The term we most commonly use to describe market reform in developed countries – deregulation – nicely illustrates the confusion. Deregulation  is typically used to depict a decrease in government regulation and an increase in market competition, as if two were natural associated. But enhancing competition most often requires more regulation. In network sectors, for example, incumbents are not likely to voluntarily cede their market power. So the government has to fabricate competition via regulation. In telecommunications, governments crafted competition via asymmetric (i.e. anti-incumbent) regulation, requiring officials to lease their lines to their competitors.

In developed countries, as elsewhere, insufficient attention to the institutional nature of markets has fostered policy errors, with devastating results. The causes of the 2008 global financial crisis are complex, multidimensional, and intertwined, yet the essence of the story boils down to a massive failure of marketcraft. Federal Reserve Chairman Alan Greenspan made this case rather poignantly, if inadvertently, in his famous recantation in testimony to Congress in 2008. “Those of us who have looked to the self-interest of lending institutions to protect shareholder’s equity (myself especially),” he conceded, “are in a state of shocked disbelief.” Pressed by Committee Chairman Henry Waxman on whether his laissez-faire ideology contributed to decisions that he regrets, Greenspan replied, “What I am saying to you is, yes, I found a flaw . . .”

The US authorities committed fundamental errors of marketcraft in the lead-up to the financial crisis. They gave financial institutions greater freedom to engage in risky behavior without strengthening regulation and oversight. In the 1990s, they chose not to regulate derivatives, complex financial instruments such as stocks and options that derive their value from some other underlying asset such as a commodity.  They did so partly because they viewed the derivatives market as an isolated arena for sophisticated investors, and partly because they feared that regulation would destabilize financial markets. They put too much faith in the ability of market players to self-regulate. And they failed to appreciate the degree to which the US mortgage-backed securities market had become plagued with misaligned incentives.

But marketcraft can generate successes as well as failures. After all, marketcraft produced the information revolution. The US government funded the research that produced much of the relevant technology, and provided early-stage capital for many of the most successful high-tech firms. US institutions, and the Silicon Valley ecosystem in particular, fostered the innovative start-ups that played a key role in commercializing the Internet, with innovations in devices, computing, transmission, and services. Antitrust policy played a less obvious but equally critical role by preventing vertically integrated firms like IBM and AT&T from dominating the emerging information technology sector. And this in turn enabled the open innovation characteristic of the digital economy. Regulatory reform brought lower communications costs, including flat-rate local service, which allowed startups to offer value-added services, and household consumers to experiment with new applications at a reasonable cost.

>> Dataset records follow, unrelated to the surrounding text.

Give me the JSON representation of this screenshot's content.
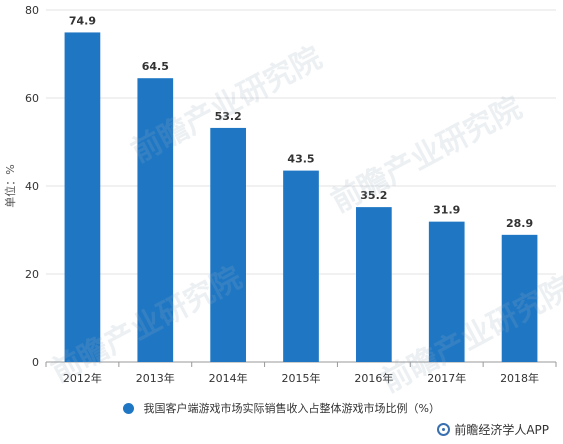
{
  "chart_data": {
    "type": "bar",
    "categories": [
      "2012年",
      "2013年",
      "2014年",
      "2015年",
      "2016年",
      "2017年",
      "2018年"
    ],
    "values": [
      74.9,
      64.5,
      53.2,
      43.5,
      35.2,
      31.9,
      28.9
    ],
    "data_labels": [
      "74.9",
      "64.5",
      "53.2",
      "43.5",
      "35.2",
      "31.9",
      "28.9"
    ],
    "ylabel": "单位：%",
    "ylim": [
      0,
      80
    ],
    "yticks": [
      0,
      20,
      40,
      60,
      80
    ],
    "grid": true,
    "legend": {
      "placement": "bottom",
      "entries": [
        "我国客户端游戏市场实际销售收入占整体游戏市场比例（%）"
      ]
    },
    "colors": {
      "bar": "#1f77c4",
      "grid": "#e3e3e3",
      "axis": "#999999"
    }
  },
  "watermark": "前瞻产业研究院",
  "footer": {
    "text": "前瞻经济学人APP",
    "icon": "qianzhan-logo-icon"
  }
}
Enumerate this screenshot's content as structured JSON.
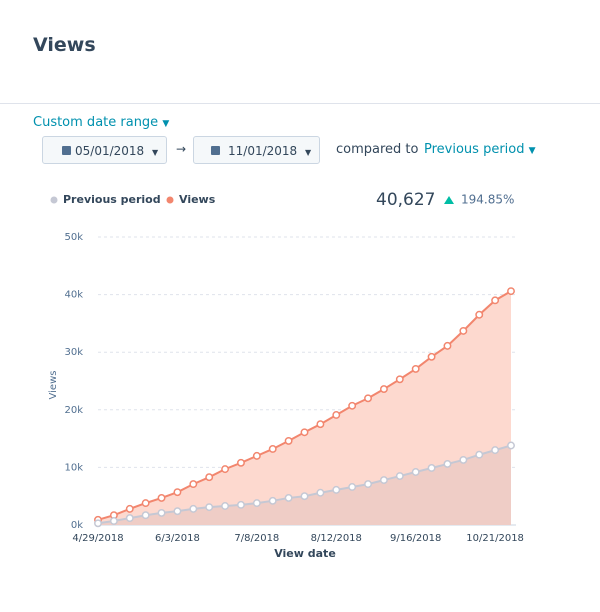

The financial crisis and the information revolution illustrate the enormous stakes in the game of marketcraft. The marketcraft realm is growing as a share of what governments do, and as a core element in how governments enhance or undermine the welfare of their people. Some of the core items on the marketcraft agenda – financial regulation, intellectual property rights, and the governance of the digital economy – are among the most consequential policy issues today, and will be even more critical going forward.